Constatons tout d'abord que, de l'aveu même des écrivains qui défendent, au moins en partie, la vieille légende, et prennent pour point de départ l'année 1434, on ne trouve, avant 1444, pas un acte, pas un article de compte, pas une pièce quelconque offrant la mention directe ou indirecte d'Agnès Sorel ni de ses enfants[16] ; tandis qu'après 1444 les documents abondent. Qu'on allègue tant qu'on voudra la pénurie du trésor, la rareté des documents, le secret d'une liaison encore inavouée[17], on ne détruira pas l'importance de ce fait indubitable : le silence de l'histoire jusqu'en 1444.

La première trace authentique que nous rencontrons se trouve, en effet, dans un compte de dépenses d'Isabelle de Lorraine, reine de Sicile, du jar janvier au 31 juillet 1444. On y lit la mention suivante : A Agnès Sorelle, X livres[18]. Il résulte de ce document que, dans les premiers mois de 1444, Agnès faisait partie de la maison de la reine de Sicile ; il en résulte en outre qu'elle y tenait un rang peu élevé, inférieur à celui de la plupart des dames et demoiselles attachées à la personne d'Isabelle[19].

La seconde mention est une inscription accompagnant une statuette d'argent doré représentant sainte Madeleine ; elle est ainsi conçue : En l'honneur et reverence de sainte Marie-Magdeleine, noble damoiselle madamoiselle de Beaulté a donné cette image en ceste église du chasteau de Loches, auquel image est enfermée une côte et des cheveux de ladite sainte, et fut l'an mil quatre cent quarante-quatre[20].

Avant la fin de 1444, Agnès Sorel était donc à la Cour, et en possession d'un titre.

Un auteur du temps donne à ce propos l'explication suivante : Et comme entre les belles elle estoit tenue pour la plus belle du monde, fut appelée damoyselle de Beaulté, tant pour celle cause comme pour ce que le Roy luy avoit donné à sa vie la maison de Beaulté de lez Paris[21]... Ce château, situé près du bois de Vincennes, était, parait-il, le plus bel et jolis et le mieulx assis qui fust en toute l'Isle de France[22].

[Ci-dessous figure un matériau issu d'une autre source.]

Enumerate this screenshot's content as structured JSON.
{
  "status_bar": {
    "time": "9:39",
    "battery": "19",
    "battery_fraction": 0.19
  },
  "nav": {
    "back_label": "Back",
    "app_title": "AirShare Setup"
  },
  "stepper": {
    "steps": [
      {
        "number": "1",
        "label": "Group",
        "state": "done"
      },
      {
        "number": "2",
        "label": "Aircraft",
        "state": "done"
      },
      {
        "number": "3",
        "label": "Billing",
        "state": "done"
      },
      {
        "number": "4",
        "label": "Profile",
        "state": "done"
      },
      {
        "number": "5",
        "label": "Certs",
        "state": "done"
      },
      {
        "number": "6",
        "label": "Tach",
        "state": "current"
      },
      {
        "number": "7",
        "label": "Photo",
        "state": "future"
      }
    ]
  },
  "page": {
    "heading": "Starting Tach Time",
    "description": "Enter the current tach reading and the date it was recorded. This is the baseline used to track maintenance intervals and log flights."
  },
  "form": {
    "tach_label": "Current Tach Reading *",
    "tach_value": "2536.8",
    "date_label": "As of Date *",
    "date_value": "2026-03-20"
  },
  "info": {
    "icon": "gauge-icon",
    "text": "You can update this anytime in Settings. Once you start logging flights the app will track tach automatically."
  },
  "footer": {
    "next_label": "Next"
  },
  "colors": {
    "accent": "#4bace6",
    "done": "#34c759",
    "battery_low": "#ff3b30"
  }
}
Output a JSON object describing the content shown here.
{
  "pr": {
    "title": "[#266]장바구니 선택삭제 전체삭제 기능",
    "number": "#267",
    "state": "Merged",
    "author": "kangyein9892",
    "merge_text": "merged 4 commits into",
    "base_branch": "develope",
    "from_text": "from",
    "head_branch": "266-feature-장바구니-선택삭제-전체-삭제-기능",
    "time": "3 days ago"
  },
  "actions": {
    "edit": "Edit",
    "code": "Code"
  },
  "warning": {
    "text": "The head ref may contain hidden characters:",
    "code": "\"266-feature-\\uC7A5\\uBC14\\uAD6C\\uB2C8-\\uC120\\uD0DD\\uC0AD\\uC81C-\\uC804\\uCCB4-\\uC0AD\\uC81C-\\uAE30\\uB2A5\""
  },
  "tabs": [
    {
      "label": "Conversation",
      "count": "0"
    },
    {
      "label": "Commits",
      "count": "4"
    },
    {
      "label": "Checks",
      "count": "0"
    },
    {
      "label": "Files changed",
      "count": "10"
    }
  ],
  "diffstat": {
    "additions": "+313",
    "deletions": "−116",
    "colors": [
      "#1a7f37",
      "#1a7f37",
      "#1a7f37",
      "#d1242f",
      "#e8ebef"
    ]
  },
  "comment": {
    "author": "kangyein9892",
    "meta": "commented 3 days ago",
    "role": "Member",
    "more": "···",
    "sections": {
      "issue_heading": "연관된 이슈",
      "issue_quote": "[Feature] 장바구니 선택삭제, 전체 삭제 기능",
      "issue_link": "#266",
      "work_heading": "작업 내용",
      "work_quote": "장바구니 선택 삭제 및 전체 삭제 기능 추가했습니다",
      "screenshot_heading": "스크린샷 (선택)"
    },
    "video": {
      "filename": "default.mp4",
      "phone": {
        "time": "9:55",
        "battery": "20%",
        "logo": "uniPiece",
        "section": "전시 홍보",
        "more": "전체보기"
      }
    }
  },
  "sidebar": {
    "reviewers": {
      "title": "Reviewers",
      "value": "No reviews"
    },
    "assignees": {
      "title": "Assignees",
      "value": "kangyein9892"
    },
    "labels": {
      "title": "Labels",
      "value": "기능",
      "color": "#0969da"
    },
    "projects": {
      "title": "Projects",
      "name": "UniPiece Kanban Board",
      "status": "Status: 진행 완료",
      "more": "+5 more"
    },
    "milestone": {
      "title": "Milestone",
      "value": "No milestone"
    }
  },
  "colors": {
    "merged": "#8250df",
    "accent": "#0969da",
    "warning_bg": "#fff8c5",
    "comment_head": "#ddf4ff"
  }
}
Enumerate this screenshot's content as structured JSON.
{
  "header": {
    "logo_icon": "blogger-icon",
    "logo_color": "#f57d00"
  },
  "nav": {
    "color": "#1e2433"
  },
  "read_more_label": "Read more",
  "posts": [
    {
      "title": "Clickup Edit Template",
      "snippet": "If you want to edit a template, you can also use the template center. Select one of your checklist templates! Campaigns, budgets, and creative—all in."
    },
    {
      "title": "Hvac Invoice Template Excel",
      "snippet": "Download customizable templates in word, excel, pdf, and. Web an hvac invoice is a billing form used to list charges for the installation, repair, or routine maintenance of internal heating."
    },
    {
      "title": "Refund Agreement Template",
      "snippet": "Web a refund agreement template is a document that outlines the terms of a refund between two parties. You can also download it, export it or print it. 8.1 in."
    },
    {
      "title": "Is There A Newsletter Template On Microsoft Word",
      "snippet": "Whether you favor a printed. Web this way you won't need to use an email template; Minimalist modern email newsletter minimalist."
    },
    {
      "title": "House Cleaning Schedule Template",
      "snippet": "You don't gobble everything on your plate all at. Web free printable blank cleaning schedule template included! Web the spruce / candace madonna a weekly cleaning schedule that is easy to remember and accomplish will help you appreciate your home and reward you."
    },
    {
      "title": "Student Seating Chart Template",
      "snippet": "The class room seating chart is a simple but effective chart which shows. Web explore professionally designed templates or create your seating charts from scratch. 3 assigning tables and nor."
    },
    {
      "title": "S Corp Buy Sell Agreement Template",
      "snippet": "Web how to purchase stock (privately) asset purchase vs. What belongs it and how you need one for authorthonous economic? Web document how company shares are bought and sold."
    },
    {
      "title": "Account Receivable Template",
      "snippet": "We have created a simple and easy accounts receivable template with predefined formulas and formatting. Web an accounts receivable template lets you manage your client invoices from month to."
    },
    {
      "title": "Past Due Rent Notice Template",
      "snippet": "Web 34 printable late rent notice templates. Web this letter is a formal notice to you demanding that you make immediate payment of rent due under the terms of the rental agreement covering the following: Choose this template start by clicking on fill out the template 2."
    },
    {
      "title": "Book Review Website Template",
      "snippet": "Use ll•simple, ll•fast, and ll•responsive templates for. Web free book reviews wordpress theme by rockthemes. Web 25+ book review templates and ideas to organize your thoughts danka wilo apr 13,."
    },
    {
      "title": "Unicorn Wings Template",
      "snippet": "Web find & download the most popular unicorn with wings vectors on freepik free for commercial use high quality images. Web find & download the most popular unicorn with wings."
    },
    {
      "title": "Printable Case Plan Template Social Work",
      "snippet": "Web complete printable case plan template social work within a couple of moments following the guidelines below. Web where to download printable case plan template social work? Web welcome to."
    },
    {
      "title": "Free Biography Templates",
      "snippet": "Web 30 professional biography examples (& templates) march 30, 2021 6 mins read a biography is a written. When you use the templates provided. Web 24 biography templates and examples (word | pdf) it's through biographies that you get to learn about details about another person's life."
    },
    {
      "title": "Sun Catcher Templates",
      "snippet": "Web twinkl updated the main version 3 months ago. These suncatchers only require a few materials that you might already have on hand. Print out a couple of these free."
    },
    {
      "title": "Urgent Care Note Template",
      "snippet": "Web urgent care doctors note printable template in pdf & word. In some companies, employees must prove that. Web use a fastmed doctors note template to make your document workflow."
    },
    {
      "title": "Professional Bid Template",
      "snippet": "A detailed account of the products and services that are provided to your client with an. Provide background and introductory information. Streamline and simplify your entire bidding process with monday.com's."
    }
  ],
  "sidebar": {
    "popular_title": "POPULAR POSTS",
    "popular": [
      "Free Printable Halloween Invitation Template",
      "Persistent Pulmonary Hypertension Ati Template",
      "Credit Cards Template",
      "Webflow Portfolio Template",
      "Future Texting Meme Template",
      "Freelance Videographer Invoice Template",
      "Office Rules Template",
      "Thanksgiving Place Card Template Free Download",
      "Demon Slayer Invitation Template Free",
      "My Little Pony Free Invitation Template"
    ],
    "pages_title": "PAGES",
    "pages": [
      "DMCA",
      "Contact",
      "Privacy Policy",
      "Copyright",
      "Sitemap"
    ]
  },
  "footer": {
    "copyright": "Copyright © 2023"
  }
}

La date de 1444, que nous fournit l'inscription de Loches, est corroborée par le témoignage d'un contemporain. Thomas Basin, évêque de Lisieux, — dont les récits, restés manuscrits jusqu'à nos jours, n'avaient pu être utilisés par l'histoire, dit que la faveur d'Agnès commença à l'époque des trêves entre la France et l'Angleterre[23]. Or, nous venons de voir que le traité auquel il fait allusion fut conclu le 28 mai 1444.

Deux autres contemporains confirment le témoignage de l'évêque de Lisieux : Olivier de la Marche, racontant le voyage que fit la duchesse de Bourgogne à Châlons en juin 1445, écrit que le Roi avoit nouvellement eslevé une povre damoiselle, gentil-femme, nommée Agnès du Soret[24]. Et le chroniqueur officiel Jean Chartier, après s'être efforcé de laver la mémoire de Charles VII de tout reproche injurieux au sujet d'Agnès, déclare à deux reprises qu'elle avoit esté au service de la Reyne par l'espace de cinq ans ou environ[25]. Agnès étant morte le 9 février 1450, ces années ont leur point de départ, au plus tôt, à la fin de 1444.

Voilà des témoignages bien formels et tous concordants. Voyons ce qu'on prétend leur opposer.

Un historien, qui s'est donné la tâche difficile de concilier la légende avec les textes authentiques, appelle à son aide deux auteurs du temps, et invoque, contre la date de 1444, une fin de non-recevoir tirée de l'époque de naissance des filles d'Agnès.

Quels sont ces auteurs et que disent-ils ?

1° Jacques du Clercq, qui vivait à Arras dans la dernière moitié du quinzième siècle, dit dans sa Chronique qu'avant la paix d'Arras, le Roi menait moult saincte vie, mais que, depuis la paix faicte au dict duc, il s'accointa d'une josne femme nommée Agnès, laquelle despuis feut appelée la belle Agnès[26].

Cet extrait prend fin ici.